Not only did Union Carbide legally escape the full scope of what would have been fair compensation to the victims, but the company has also successfully resisted extradition efforts by the Indian government, which filed criminal charges of "culpable homicide" against ten senior Carbide officials, including then-president Warren Anderson. Furthermore, the Indian Supreme Court recently reduced these criminal charges to "death by negligence" -- which in this particular case will eventually allow for dismissal (a ruling vigorously protested by various groups, including the Campaign for Justice in Bhopal). In the opinion of many NGOs, the Union Carbide/Bhopal case provides corporations with "real, tangible evidence that they cannot be brought to justice, no matter how great the crimes they commit." Union Carbide thus presents an example of a voluntary code of conduct quite far from Agenda 21's goal of ensuring responsible and ethical management of products and processes from the point of view of health, safety and environmental aspects. Companies which forego or make only minimal voluntary progress towards social responsibility place governments in a difficult position with their citizens. Governments resisting their responsibility to ensure corporate accountability and maintaining legal systems which fail to hold wrongdoers liable for unjust and destructive behavior risk losing legitimacy; when this occurs, civil society will inevitably seek to fill the vacuum.
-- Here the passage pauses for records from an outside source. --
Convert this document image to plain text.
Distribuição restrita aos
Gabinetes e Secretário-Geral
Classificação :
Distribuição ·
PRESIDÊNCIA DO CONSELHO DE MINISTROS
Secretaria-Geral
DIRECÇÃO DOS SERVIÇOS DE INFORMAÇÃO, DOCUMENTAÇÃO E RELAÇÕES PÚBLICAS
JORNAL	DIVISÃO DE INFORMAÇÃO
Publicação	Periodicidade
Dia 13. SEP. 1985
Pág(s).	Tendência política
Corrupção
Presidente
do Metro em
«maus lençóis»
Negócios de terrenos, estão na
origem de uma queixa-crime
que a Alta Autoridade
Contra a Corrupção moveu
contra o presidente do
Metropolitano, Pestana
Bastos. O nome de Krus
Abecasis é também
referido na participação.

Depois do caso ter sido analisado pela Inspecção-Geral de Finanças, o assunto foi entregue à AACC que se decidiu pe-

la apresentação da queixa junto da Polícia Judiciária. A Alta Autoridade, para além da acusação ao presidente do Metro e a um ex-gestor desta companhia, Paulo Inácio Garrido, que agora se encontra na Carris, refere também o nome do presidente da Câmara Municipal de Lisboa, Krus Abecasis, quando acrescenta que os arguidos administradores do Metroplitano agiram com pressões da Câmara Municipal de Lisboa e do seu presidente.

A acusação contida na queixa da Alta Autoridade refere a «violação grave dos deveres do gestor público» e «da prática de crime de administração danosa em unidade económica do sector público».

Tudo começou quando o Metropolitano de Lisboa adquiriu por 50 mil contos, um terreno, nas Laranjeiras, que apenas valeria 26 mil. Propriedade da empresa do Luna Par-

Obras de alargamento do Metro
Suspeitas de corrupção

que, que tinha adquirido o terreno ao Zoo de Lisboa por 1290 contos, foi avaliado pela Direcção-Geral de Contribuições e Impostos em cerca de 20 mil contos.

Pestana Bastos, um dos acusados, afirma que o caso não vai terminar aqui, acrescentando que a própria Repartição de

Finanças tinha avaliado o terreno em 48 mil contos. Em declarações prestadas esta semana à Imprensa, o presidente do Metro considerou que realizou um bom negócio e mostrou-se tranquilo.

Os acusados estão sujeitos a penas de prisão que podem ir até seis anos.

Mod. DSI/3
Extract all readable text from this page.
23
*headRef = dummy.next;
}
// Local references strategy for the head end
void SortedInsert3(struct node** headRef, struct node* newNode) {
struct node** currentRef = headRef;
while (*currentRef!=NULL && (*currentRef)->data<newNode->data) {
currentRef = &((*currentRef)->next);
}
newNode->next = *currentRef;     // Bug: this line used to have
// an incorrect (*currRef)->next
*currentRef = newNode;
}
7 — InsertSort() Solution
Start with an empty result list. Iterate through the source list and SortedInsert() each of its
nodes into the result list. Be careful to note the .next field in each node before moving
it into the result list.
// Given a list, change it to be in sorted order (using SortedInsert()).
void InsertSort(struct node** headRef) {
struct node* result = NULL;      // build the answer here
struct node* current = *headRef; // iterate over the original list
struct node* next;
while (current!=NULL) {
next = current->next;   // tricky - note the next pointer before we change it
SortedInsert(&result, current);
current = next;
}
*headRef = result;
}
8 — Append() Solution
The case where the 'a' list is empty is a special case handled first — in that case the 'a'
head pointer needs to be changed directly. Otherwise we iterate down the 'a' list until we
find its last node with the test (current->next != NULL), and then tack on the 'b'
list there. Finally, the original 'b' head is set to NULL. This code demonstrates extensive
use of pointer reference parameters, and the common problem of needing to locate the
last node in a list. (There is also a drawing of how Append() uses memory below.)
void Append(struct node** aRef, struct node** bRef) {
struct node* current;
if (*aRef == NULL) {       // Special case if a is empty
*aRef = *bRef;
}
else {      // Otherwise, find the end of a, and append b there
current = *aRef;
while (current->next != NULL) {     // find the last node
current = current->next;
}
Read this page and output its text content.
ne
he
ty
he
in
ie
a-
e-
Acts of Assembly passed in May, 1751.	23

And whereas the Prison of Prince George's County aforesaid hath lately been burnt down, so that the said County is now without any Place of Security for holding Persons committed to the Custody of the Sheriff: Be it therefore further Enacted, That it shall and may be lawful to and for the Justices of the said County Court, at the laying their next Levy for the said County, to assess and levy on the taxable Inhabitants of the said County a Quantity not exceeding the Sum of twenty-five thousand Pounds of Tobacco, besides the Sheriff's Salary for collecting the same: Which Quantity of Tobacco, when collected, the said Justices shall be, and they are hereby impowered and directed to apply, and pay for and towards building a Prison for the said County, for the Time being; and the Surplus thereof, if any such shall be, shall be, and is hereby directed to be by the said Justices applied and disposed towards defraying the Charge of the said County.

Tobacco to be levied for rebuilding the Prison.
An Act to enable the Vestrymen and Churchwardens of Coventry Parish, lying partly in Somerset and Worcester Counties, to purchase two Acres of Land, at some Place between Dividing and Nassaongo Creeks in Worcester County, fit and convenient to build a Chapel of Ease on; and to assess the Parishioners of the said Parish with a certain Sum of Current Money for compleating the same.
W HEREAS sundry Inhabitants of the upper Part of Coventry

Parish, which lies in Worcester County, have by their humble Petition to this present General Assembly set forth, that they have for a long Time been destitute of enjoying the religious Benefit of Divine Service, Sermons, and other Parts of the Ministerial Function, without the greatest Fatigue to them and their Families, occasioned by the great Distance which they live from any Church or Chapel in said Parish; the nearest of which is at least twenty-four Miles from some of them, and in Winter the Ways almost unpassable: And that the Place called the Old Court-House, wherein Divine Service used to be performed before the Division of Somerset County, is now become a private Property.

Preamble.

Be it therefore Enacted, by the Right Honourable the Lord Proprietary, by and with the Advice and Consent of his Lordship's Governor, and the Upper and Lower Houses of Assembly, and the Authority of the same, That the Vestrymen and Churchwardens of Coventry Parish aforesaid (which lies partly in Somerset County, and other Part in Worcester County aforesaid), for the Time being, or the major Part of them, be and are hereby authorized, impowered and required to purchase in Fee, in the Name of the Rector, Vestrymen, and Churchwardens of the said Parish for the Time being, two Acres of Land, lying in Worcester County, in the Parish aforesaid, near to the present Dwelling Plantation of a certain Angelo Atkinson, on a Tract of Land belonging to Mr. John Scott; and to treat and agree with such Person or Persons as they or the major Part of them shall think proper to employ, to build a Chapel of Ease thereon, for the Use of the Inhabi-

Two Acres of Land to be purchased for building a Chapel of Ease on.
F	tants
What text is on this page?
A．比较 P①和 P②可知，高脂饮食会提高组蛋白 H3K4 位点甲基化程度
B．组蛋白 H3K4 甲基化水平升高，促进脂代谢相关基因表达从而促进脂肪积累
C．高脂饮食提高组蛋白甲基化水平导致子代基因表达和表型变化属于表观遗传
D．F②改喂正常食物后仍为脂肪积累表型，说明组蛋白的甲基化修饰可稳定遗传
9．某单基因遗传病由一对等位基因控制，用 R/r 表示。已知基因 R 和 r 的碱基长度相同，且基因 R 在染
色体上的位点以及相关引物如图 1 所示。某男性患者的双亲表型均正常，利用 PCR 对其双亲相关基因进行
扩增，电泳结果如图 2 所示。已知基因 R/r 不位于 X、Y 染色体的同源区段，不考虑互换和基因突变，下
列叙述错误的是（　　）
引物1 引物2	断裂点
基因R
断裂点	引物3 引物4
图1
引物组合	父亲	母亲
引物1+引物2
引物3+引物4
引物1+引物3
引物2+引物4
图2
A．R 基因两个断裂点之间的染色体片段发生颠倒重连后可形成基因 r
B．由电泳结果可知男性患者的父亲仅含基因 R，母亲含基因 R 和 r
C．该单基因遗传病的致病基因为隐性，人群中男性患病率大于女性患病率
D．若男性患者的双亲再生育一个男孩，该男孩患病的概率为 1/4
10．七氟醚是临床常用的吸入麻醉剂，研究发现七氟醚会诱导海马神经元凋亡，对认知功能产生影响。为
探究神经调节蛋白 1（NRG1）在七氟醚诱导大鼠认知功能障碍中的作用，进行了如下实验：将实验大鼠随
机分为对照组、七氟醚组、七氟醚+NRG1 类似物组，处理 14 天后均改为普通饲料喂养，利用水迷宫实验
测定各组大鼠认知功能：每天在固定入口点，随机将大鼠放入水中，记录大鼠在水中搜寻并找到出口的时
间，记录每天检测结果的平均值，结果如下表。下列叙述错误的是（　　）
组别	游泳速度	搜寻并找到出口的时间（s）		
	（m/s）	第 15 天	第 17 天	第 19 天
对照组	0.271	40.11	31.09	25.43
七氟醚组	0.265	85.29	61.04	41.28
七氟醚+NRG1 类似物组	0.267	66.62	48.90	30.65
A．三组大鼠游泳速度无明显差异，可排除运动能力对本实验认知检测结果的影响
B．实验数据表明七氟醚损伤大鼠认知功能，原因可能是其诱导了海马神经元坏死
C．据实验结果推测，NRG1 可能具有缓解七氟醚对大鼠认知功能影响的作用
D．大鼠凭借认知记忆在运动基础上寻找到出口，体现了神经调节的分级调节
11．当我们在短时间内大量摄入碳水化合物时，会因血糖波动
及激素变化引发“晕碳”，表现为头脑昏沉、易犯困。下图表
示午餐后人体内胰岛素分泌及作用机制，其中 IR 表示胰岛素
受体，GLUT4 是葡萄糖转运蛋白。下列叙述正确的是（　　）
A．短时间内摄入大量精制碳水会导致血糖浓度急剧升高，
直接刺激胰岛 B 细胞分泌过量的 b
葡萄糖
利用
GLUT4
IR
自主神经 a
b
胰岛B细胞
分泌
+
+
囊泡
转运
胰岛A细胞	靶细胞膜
At one end of the spectrum are actions such as the Permanent People's Tribunal (PPT), which in 1996 completed five years of work on the Charter on Industrial Hazards and Human Rights, described as "an attempt to fill gaps in international law by coming up with a series of remedies for such violations" as Union Carbide's debacle in Bhopal (where the Tribunal held four hearings). The PPT, an international public opinion tribunal organized to identify and publicize "the systematic violation of fundamental rights, particularly in those cases where national and international law fail to protect people's rights," represents an orderly, peaceful attempt to address the failure of the legal system to secure justice. At the other end of the spectrum, for those people abandoned and discarded by the justice system, the only responses left besides hopelessness are nonviolent resistance or violent rebellion.